その理由を考えると、そこには共通した要素があります。
すなわち、生活感が無いこと。
生活感が無い上に、そこに入る人は正装したりおしゃれをしたりします。
裁判所に洗濯物が干してあったら、判決の重みがなくなります。
首脳会談している周りで子供達が遊んでいたら、国家の重要事項など決定できる筈がありません。

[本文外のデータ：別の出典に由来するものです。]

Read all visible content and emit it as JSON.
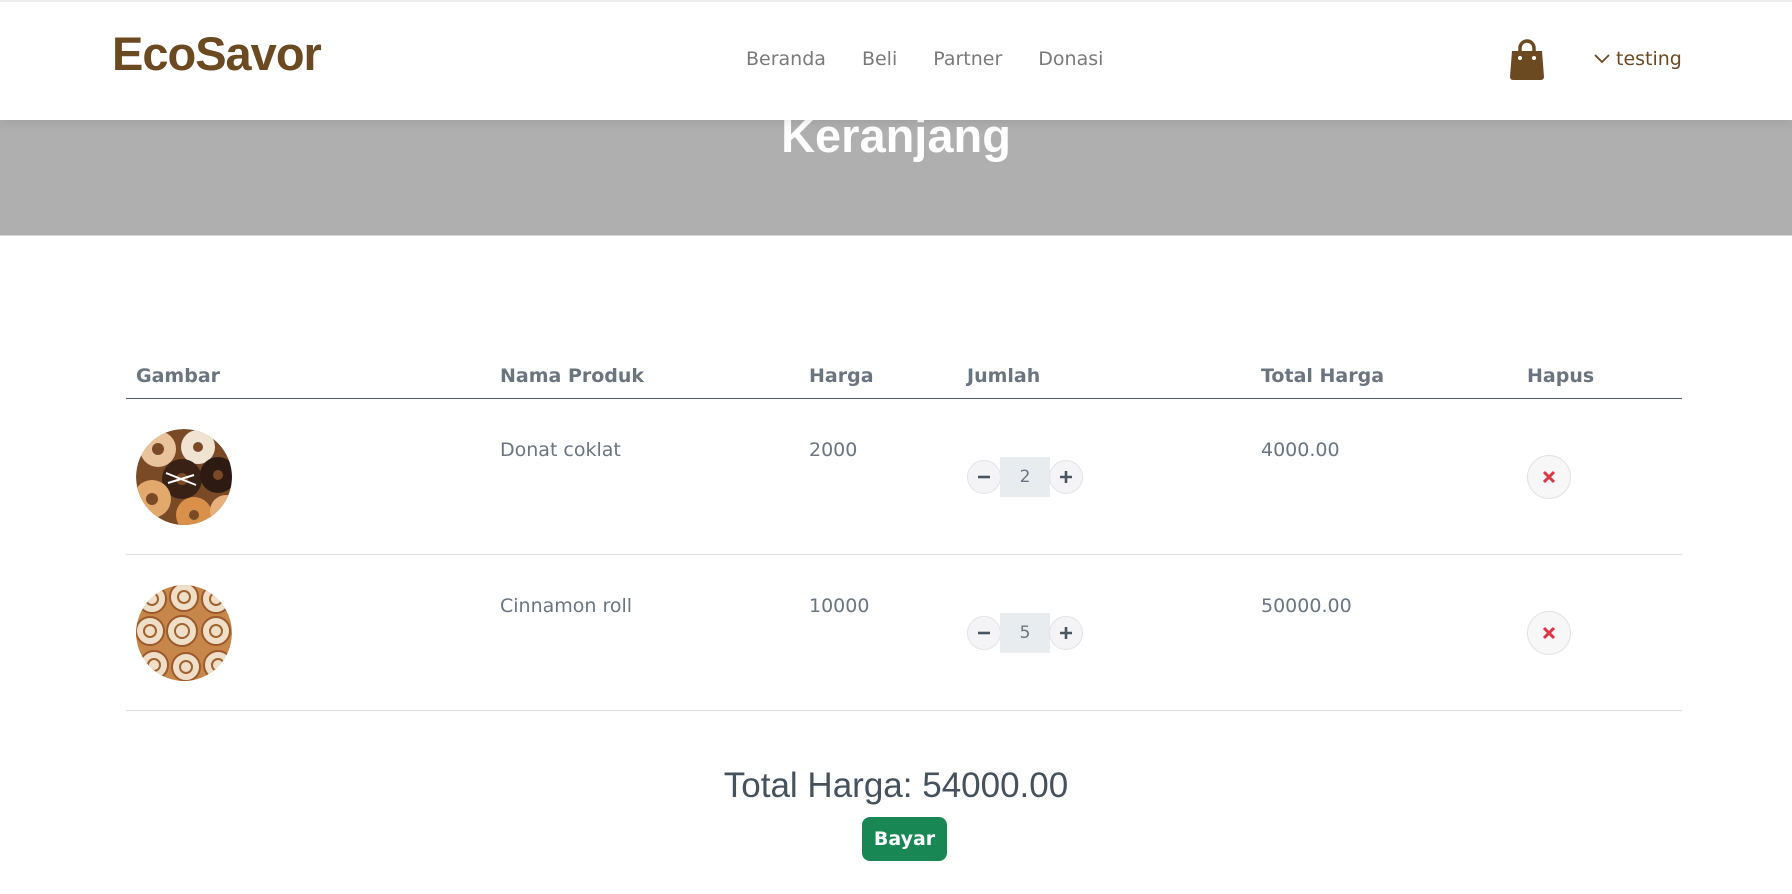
{
  "brand": "EcoSavor",
  "nav": [
    "Beranda",
    "Beli",
    "Partner",
    "Donasi"
  ],
  "icons": {
    "cart": "shopping-bag-icon",
    "user_menu": "chevron-down-icon",
    "minus": "minus-icon",
    "plus": "plus-icon",
    "delete": "close-icon"
  },
  "user": {
    "name": "testing"
  },
  "page_title": "Keranjang",
  "table": {
    "headers": [
      "Gambar",
      "Nama Produk",
      "Harga",
      "Jumlah",
      "Total Harga",
      "Hapus"
    ],
    "rows": [
      {
        "image": "donut-image",
        "name": "Donat coklat",
        "price": "2000",
        "qty": "2",
        "total": "4000.00"
      },
      {
        "image": "cinnamon-roll-image",
        "name": "Cinnamon roll",
        "price": "10000",
        "qty": "5",
        "total": "50000.00"
      }
    ]
  },
  "summary": {
    "label": "Total Harga:",
    "value": "54000.00"
  },
  "pay_button": "Bayar",
  "colors": {
    "brand": "#6c4a21",
    "hero": "#afafaf",
    "pay_button": "#198754",
    "delete_icon": "#dc3545",
    "text_muted": "#6b7580"
  }
}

クラシックの音楽会でお茶漬けを食べる人などいません。
お寺の経文が訳が分からないのには理由があります。普段使ってる口語体ではいけないのです。
これらの改まった場所で行われるのは”儀式”です。
儀式の行われる場所こそ、日常生活と切り離された場所なのです。
この場所のことを”聖地”と呼びます。
聖地とはエルサレムのことだけではありません。
日常と切り離された場所で 思いを巡らし 感性を磨き、目に見えぬ聖なるものと対峙する場所こそが聖地です。
日本には昔から仏間というのがありました。
仏間は聖地でした。
聖地だから正装します。劇場や映画館や音楽会が切符を売ってお金を稼いでいても、その空間は聖地です。

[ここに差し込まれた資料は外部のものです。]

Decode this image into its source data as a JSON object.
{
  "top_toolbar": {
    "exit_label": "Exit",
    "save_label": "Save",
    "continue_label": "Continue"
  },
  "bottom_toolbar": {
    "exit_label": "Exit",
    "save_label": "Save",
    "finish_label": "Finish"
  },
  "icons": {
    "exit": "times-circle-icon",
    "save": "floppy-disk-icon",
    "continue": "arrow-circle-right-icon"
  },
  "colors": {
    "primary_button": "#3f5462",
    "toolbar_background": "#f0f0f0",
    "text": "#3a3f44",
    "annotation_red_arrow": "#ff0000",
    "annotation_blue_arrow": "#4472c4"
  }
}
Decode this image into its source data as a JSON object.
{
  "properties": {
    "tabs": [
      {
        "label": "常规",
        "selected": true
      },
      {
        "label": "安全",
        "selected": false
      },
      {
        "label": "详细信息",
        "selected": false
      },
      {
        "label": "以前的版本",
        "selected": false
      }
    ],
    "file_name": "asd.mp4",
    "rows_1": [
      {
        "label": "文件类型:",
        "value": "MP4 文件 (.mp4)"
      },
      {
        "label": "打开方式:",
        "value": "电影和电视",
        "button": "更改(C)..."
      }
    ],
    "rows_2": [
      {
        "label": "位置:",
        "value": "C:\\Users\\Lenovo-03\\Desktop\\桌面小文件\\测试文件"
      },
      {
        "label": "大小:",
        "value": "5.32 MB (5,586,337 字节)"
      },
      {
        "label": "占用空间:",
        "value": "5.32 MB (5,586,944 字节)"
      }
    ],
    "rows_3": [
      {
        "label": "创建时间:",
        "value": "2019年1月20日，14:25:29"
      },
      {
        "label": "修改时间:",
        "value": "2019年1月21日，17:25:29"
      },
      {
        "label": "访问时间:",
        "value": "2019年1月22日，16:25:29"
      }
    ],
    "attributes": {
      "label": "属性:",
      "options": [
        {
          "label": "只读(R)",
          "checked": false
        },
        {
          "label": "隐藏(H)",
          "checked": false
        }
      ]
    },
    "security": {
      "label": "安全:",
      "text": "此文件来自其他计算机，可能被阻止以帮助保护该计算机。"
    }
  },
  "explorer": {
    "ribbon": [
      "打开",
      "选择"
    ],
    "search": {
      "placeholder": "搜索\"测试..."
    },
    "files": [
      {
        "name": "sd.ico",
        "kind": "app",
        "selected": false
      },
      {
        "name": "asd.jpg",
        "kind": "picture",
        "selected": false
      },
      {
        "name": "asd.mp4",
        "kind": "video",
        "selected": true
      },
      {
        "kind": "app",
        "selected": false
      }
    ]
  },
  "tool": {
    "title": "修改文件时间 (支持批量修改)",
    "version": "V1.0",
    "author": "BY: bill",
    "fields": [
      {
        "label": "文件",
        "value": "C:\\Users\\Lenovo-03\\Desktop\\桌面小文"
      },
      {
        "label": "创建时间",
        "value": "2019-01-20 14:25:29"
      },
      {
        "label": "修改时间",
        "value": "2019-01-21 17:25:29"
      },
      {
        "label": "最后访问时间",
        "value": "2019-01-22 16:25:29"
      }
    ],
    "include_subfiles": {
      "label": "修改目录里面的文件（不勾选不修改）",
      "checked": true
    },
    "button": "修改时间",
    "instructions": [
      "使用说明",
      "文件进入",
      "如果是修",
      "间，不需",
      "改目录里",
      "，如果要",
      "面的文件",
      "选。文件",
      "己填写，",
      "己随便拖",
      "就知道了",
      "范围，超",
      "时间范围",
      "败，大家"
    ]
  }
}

学校の教室やアトリエも聖地です(汚れるから正装ではありませんが。しかし普段着でもありません)。競技場も同じです。
今でも院展会館に行くと、畳の部屋を綺麗に掃除し、正座して神棚を拝んでいます。神棚には横山大観や岡倉天心などの功労者が奉ってあります。正座して身を清めて儀式を行うように制作しています。わずかなゴミが部屋に落ちていたら、すぐに清掃します。
ニコライ堂のような東方教会のイコン作家(修道士)は、制作する前に祈り、身を清めて、絵の具を聖別し、自然光の基でイコンを描きます。
家で絵を制作することの難しさがお分かりでしょう。
いつか経済的に余裕ができたら、たとえ一畳程度でも良いですから、家の中に聖地を作って下さい。
加えて聖地とは空間だけではありません。時間的聖地もあります。
一日のわずかな時間だけでも、世俗を忘れて思いを巡らす時間が取れたら素晴らしいことです。
私は、絵画教室のアルス美術会を作る時に聖地を意識しました。
なるべく生活感を無くすように。絵画に関わる備品だけで部屋が構成されるように。
町の小さな絵画教室ではありますが、ここにささやかな聖地が出来ました。